I've written before the discovery of a log house at 818 N. Fountain Street, previously hidden beneath a mundane exterior.
This isn't the first time something like this has happened in Cape Girardeau.
In 1994, the city condemned a house at 127 S. Frederick Street. Demolition proceedings were temporarily halted, however, when a log cabin was discovered inside. In a pair of Southeast Missourian stories from 1997, historians described the construction as primitive, likely dating from the 1820s or 1830s. The logs were cut from "tree trunks of varying sizes and species" while the floor was built with "mud, straw and narrow strips of wood atop log beams."
Appearing before the city's Historic Preservation Commission, the owner argued that the house should be preserved: "All communities have a beginning, a people, a vision, a dream. This log cabin, this diamond in the rough, is a precious and priceless part of that beginning."
The owner paid to stabilize the log structure and have the newer additions removed. Ideas were floated to move the log house to the empty lot behind City Hall or some other location.

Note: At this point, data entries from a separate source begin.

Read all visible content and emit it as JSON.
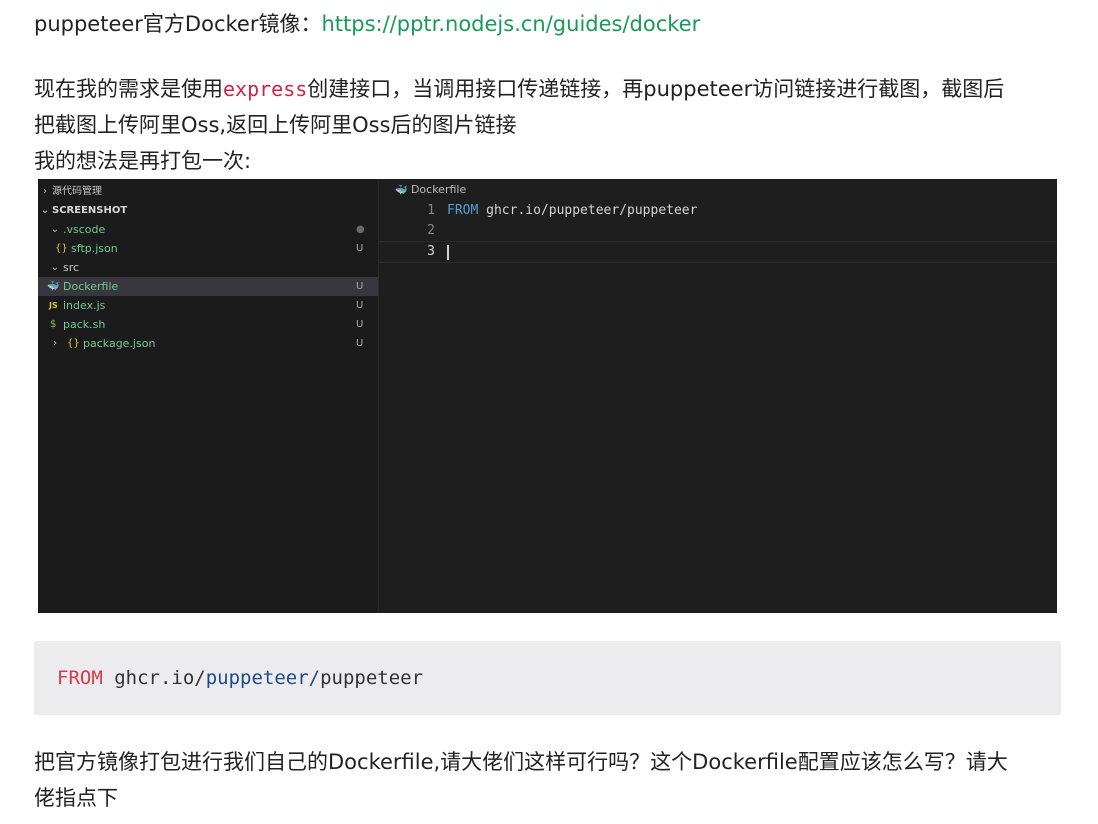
{
  "intro": {
    "label": "puppeteer官方Docker镜像：",
    "link": "https://pptr.nodejs.cn/guides/docker"
  },
  "paragraph1": {
    "part1": "现在我的需求是使用",
    "code": "express",
    "part2": "创建接口，当调用接口传递链接，再puppeteer访问链接进行截图，截图后",
    "line2": "把截图上传阿里Oss,返回上传阿里Oss后的图片链接",
    "line3": "我的想法是再打包一次:"
  },
  "editor": {
    "sidebar": {
      "source_control": "源代码管理",
      "project": "SCREENSHOT",
      "items": [
        {
          "name": ".vscode",
          "status": "●",
          "icon": "chevron-down-icon"
        },
        {
          "name": "sftp.json",
          "status": "U",
          "icon": "{}"
        },
        {
          "name": "src",
          "status": "",
          "icon": "chevron-down-icon"
        },
        {
          "name": "Dockerfile",
          "status": "U",
          "icon": "docker-icon"
        },
        {
          "name": "index.js",
          "status": "U",
          "icon": "JS"
        },
        {
          "name": "pack.sh",
          "status": "U",
          "icon": "$"
        },
        {
          "name": "package.json",
          "status": "U",
          "icon": "{}"
        }
      ]
    },
    "tab": "Dockerfile",
    "code": {
      "line1_num": "1",
      "line1_kw": "FROM",
      "line1_rest": " ghcr.io/puppeteer/puppeteer",
      "line2_num": "2",
      "line3_num": "3"
    }
  },
  "codeblock": {
    "kw": "FROM",
    "part1": " ghcr.io/",
    "part2": "puppeteer/",
    "part3": "puppeteer"
  },
  "paragraph2": {
    "line1": "把官方镜像打包进行我们自己的Dockerfile,请大佬们这样可行吗？这个Dockerfile配置应该怎么写？请大",
    "line2": "佬指点下"
  }
}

However, later newspaper stories indicate that the house remained on the condemned properties list. The city council minutes from Jan. 22, 2001, succinctly reveal what finally happened: "Approved issuing a special tax bill for demolition of a dangerous building at 127 S. Frederick St."
History is now repeating itself at Fountain Street. Like the Frederick house, this log structure is also quite primitive, featuring logs of varying size and quality. It, too, was built with a system of mud, straw, and narrow strips of wood -- although this was used on the inside walls instead of the floor.
Just as before, the city has condemned the property as "dangerous" and wants it demolished as soon as possible.
Ideas have been floated to move the log structure to a new location. The trouble with these proposals, however, is that the property is much more than just a log cabin. It has additions, likely built in the 1870s, that were constructed with German-style walls, filled with brick rubble and supported by timber framing. The house sits on a basement of impressive, well-cut stone blocks.
Even if the logs can be moved, it will be much harder to salvage these other noteworthy features. That's a factor in why this property was selected for the statewide Most Endangered List earlier this year.
Leaving everything in place, however, is a tricky proposition. The city has wide latitude to condemn a building for almost any reason. Under Sec. 7-266(12) of the city code, a building can be declared dangerous and ordered demolished if it violates "any provision of the building code of this city, or any provision of the fire prevention code, or other ordinances of this city."
Unfortunately, this leaves historic buildings out in the cold, since it's unlikely that they can comply with every ordinance or code. Other Missouri cities provide at least some provisions or exemptions for historic sites, but Cape Girardeau isn't one of them. We can see the results: an abundance of vacant lots.
Of course, dilapidated buildings shouldn't be allowed to remain in that state forever. But fixing historic properties to comply with modern standards is not something that can be done in haste.
A document frequently cited in historic preservation work, the "Secretary of the Interior's Standards for the Treatment of Historic Properties", neatly summarizes the problem: "Regardless of the treatment, code requirements will need to be taken into consideration. But if hastily or poorly designed, a series of code-required actions may jeopardize a building's materials as well as its historic character."
At any rate, the log house on Fountain Street faces a do or die situation with the city imposing a final deadline in August for something to be done.
A volunteer group has spearheaded an online fundraising drive. The goal is to raise $4,500 by July 29 -- a tough assignment indeed. If successful, this will demonstrate to the city fathers that people are serious about preserving and repairing this unique landmark. Perhaps this attention will also pay dividends in the future as other fascinating properties face the same endangered future.
If unsuccessful... well, we get to add another vacant lot to the city's arsenal.